Partner Profiles – Nicaragua

Oscar Arnulfo Romero Community Centre / Centro Comunitario Oscar Arnulfo Romero (CCOAR)

www.ccoar.org

The Romero Centre works in the Granada-Nandaime region with women, youth and cooperatives, providing technical and financial support to existing cooperatives (particularly agricultural) and collectives and by developing projects (farming, crafts and bakery). In Nandaime, the Centre offers a variety of services to the local population most of whom come from the poorest two neighbourhoods of the city which were established after the devastation caused by Hurricane Johanna in 1988. Since December 1998, it has been carrying out organizational work and assisting about fifty families that lost their houses and all their belongings during Hurricane Mitch, to settle in a new neighbourhood in Nandaime.

The Romero Centre works in the Granada-Nandaime region with the objective of being a catalyst for change for women, youth, and farmers.

Maria Elena Cuadra Women’s Movement/Movimiento de Mujeres Trabajadoras y Desempleadas “María Elena Cuadra” (MEC)

www.mec.org.ni

One of many autonomous women’s organizations in Nicaragua, the “María Elena Cuadra” Nicaraguan Working and Unemployed Women’s Committee, was founded in 1994 by a group of women interested in women’s rights. The Committee reflects on and analyzes women’s reality from a gender perspective. It has member groups in eight departments.

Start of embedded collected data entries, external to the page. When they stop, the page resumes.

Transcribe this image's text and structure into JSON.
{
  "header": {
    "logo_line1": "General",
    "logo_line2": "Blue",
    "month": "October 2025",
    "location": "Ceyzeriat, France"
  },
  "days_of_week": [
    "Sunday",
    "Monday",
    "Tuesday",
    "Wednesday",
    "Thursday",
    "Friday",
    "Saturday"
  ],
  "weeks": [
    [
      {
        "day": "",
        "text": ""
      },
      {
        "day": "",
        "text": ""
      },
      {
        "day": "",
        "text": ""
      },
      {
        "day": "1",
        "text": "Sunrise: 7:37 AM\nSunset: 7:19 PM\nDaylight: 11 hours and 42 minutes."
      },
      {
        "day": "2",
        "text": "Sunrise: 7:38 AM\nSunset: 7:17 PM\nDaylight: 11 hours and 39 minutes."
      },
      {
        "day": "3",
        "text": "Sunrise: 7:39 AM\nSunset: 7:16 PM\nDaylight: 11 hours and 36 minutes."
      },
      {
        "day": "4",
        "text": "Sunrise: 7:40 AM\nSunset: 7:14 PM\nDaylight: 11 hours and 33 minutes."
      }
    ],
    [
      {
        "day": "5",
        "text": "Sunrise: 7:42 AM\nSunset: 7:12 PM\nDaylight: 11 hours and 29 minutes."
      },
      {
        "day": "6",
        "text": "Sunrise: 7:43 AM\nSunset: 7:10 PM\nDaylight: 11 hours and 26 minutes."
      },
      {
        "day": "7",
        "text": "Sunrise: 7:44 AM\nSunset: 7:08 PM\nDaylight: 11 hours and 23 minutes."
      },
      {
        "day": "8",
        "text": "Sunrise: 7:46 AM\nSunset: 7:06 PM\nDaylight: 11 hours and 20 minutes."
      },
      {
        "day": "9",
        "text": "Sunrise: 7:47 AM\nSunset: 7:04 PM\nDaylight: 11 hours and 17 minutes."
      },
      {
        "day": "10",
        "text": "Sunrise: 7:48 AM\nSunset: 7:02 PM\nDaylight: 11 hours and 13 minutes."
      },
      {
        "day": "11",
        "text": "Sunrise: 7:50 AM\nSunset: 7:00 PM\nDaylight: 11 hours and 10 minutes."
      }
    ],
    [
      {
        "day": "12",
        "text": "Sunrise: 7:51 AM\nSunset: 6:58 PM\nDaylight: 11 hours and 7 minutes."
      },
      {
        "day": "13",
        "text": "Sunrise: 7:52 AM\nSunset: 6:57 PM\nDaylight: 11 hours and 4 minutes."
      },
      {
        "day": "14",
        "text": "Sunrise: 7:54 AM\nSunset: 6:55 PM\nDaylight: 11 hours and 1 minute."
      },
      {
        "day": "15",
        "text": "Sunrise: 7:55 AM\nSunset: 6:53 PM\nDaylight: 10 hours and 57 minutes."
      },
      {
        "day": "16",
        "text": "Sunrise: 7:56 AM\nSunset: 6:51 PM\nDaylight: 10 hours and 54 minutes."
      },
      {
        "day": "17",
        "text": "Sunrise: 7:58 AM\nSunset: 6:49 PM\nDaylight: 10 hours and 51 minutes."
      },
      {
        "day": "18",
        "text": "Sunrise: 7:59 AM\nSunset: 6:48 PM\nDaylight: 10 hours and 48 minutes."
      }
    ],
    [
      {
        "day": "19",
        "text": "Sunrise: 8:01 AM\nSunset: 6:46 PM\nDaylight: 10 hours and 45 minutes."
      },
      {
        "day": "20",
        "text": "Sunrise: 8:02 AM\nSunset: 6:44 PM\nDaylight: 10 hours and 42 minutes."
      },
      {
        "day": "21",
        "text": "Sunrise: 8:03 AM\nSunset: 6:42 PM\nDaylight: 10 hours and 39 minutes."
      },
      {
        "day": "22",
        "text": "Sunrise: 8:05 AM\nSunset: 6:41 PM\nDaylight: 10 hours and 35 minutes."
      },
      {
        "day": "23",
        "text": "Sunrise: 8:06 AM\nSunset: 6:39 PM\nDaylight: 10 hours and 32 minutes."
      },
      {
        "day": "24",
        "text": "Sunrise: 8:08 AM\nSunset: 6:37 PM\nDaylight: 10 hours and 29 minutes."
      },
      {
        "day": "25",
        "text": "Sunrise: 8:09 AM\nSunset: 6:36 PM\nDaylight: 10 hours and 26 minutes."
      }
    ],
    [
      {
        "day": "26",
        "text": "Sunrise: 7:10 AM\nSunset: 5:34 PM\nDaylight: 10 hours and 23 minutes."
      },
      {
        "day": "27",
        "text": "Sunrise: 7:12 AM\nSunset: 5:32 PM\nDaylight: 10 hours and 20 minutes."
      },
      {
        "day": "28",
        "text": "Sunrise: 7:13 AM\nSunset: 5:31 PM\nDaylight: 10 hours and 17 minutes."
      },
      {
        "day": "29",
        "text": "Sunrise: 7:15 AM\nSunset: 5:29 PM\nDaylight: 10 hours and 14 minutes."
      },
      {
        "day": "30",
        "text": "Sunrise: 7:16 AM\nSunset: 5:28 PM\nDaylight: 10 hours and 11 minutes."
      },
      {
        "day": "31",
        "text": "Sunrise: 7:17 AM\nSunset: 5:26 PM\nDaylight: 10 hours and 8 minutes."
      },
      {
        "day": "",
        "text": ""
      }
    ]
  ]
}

The program has three major elements: first, training unemployed young women in non-traditional jobs; secondly, as part of recent planning, creating a legal defense office to defend the rights of women workers in the maquilas; and thirdly, undertaking a process of consultation with women workers on changes needed to the labour laws in Nicaragua to ensure that the voice of women workers will be heard in the process of legislative change.

MEC works with unemployed women, women in free trade zones in Managua, domestic workers, micro-enterprise workers and women in the informal sector.

 

capri.jpg The Support Centre for Programs and Projects / Centro de Apoyo a Programas y Proyectos (CAPRI)

The Support Centre for Programs and Projects is a non-governmental, non-profit civil organization founded in 1988 by a group of professionals with grassroots experience for the purpose of contributing to Nicaragua’s social and economic development. Specifically, it is dedicated to accompanying project implementation through the provision of technical advice and assistance and social research.

Human development and commitment to impoverished communities and impoverished sectors form the basis of CAPRI’s vision. It works in solidarity with disadvantaged populations to promote collective work and bases its methodology on its confidence in the capacity and potential of the poor to transform their living conditions. CAPRI defines its institutional mission as working “to promote, accompany, and facilitate processes of local development that enable community groups and other social sectors to transform their economic, political, social, and ecological situation to benefit the family and community and to establish equitable relationships and improved living conditions.”

The direct beneficiaries of this work are local populations in District IV of Managua, and communities in the northern zone in the municipalities of Pueblo Nuevo, Condega, and Palagüina en Las Segovias. CAPRI places particular emphasis on work with children, youth, and local organizations.

  The Union of Agricultural Cooperatives “Las Brumas”/La Unión de Cooperativas Agrícolas “Las Brumas”

Las Brumas was created in 1991 in the aftermath of Nicaragua’s civil war as a loose affiliation of small agricultural cooperatives run by war-affected women.  In those years, the organizations that the women belonged to were affiliated to the Farmers’ Union (UNAG) – a space whose leadership was traditionaly occupied by men. Concerned over the lack of space and the “invisibility” of women within the UNAG, the women initiated an independent process that led to the creation of women’s cooperatives. Legally constituted as a cooperative itself in 2000, Las Brumas  is now a “coalition” of 24 grass-roots cooperatives with a total of over 1,200 members.  The cooperatives that are affiliated to Las Brumas are largely involved in the agricultural sector – in particular the production of coffee – as well as other activities including cattle raising.

The main focus of Las Brumas’ work  is in developing the leadership capacity of its members, building up their capacity for advocacy with local government, promoting gender equity, family harmony, and the conciliation of sectors affected by the war.  Las Brumas offers its member cooperatives training in cooperative management, human relations, and sustainable agriculture techniques with the goal of creating more effective, capable, productive and profitable cooperatives that allow their members to achieve greater self-esteem, closer families, stronger communities, a healthier environment and a higher standard of living.  Additionally, Las Brumas gives a collective voice to its members, opens up farmers markets, and provides advocacy opportunities that, as individual cooperatives, they would otherwise be too small to access.